Anyone eager to catch a glimpse of Monday’s historic total solar eclipse but doesn’t want to pay exorbitant prices for special viewing glasses could make their own.

Since it is too dangerous to look at the sun during an eclipse with the naked eye, eclipse enthusiasts must use protection.

NASA has come up with ingenious low-tech and cost-friendly ideas to make sure people can look at the once-in-a-century eclipse while also preserving their eyesight, according to The Washington Post.

One solution is making protective eye gear using a ‘cereal box personal theater’.

Find a pair of craft scissors, an empty cereal box, a piece of aluminium foil, tape, and either a small nail, or pushpin.

Using a cereal box, a piece of paper, aluminum foil, a pinprick, and a piece of tape, one can create a ‘cereal box personal theater’ that allows one to safely view Monday’s total solar eclipse

Then you need to take a piece of paper and trace the bottom of the cereal box.

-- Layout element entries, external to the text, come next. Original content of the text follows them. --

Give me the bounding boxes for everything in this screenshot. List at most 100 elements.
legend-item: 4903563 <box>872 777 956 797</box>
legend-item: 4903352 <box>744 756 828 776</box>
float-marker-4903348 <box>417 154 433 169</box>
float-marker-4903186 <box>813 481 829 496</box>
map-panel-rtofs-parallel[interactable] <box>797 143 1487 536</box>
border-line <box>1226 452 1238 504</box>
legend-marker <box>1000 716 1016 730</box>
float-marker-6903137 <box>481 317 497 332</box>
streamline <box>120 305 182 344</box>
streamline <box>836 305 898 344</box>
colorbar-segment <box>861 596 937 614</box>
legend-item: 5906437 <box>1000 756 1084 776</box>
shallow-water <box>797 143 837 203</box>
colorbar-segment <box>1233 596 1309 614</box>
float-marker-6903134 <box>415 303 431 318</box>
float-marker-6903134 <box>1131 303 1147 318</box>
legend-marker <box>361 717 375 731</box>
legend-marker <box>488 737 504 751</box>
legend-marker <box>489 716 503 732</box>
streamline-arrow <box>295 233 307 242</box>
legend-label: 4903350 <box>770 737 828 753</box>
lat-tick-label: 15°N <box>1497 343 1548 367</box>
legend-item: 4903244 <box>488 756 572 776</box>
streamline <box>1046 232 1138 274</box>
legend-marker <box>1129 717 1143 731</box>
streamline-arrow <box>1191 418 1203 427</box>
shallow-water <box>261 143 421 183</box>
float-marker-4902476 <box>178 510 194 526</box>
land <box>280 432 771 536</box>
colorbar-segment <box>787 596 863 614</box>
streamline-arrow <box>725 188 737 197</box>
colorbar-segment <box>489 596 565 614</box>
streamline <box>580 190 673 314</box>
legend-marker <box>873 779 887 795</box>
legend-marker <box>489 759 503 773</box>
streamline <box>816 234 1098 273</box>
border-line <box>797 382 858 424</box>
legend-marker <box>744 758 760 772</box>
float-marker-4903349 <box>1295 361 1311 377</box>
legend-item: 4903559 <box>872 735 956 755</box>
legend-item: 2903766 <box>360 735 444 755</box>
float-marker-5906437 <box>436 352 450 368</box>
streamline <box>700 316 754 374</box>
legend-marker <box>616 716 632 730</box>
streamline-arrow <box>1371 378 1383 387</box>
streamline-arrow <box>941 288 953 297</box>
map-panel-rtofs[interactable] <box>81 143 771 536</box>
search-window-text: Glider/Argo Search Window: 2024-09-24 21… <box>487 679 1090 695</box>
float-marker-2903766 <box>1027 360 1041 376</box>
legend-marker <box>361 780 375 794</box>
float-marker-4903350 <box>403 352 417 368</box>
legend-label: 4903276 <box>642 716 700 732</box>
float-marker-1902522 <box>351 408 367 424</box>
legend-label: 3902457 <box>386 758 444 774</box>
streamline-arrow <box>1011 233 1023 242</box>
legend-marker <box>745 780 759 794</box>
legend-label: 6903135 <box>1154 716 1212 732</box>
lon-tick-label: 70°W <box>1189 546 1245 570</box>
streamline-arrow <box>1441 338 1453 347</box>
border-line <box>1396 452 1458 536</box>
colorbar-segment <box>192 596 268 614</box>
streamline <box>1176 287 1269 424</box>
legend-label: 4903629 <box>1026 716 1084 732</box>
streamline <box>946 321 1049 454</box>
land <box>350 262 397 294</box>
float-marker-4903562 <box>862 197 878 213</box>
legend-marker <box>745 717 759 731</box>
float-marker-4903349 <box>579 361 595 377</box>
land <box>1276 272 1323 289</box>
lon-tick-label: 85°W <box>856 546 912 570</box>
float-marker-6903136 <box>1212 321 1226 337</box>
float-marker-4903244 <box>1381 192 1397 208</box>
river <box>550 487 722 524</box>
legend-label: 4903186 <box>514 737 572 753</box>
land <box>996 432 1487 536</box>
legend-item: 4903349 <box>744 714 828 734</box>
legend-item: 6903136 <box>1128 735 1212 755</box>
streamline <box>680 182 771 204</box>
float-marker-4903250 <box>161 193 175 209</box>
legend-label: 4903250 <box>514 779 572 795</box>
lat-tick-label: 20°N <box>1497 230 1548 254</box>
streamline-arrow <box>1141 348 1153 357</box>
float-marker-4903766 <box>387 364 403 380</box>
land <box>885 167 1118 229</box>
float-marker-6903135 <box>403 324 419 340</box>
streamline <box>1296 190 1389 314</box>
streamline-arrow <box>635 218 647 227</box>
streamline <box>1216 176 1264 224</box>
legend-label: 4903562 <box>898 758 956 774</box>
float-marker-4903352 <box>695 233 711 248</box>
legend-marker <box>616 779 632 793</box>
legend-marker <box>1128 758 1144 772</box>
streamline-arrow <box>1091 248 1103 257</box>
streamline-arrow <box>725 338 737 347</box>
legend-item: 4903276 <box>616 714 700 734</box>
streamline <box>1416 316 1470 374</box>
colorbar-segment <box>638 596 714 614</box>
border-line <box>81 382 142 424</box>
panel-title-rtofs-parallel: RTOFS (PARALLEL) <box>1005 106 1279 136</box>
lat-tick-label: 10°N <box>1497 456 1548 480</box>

Cut out the traced rectangle from the paper and put it in the bottom of the opened box.

Then cut square holes no bigger than 1.5 inches on the left and right side of the top of the cereal box.

Cut a piece of aluminium foil to cover the left hole and apply tape to cover it.

Then you need to poke a pinhole in the center of the foil. The smaller the hole, the sharper the projected image.

The sunlight is then supposed to go through the hole and be projected onto the piece of paper on the bottom of the cereal box.

All you have to do is look through the other hole and enjoy the show.

During the eclipse, you will see the moon getting in the path of the sun.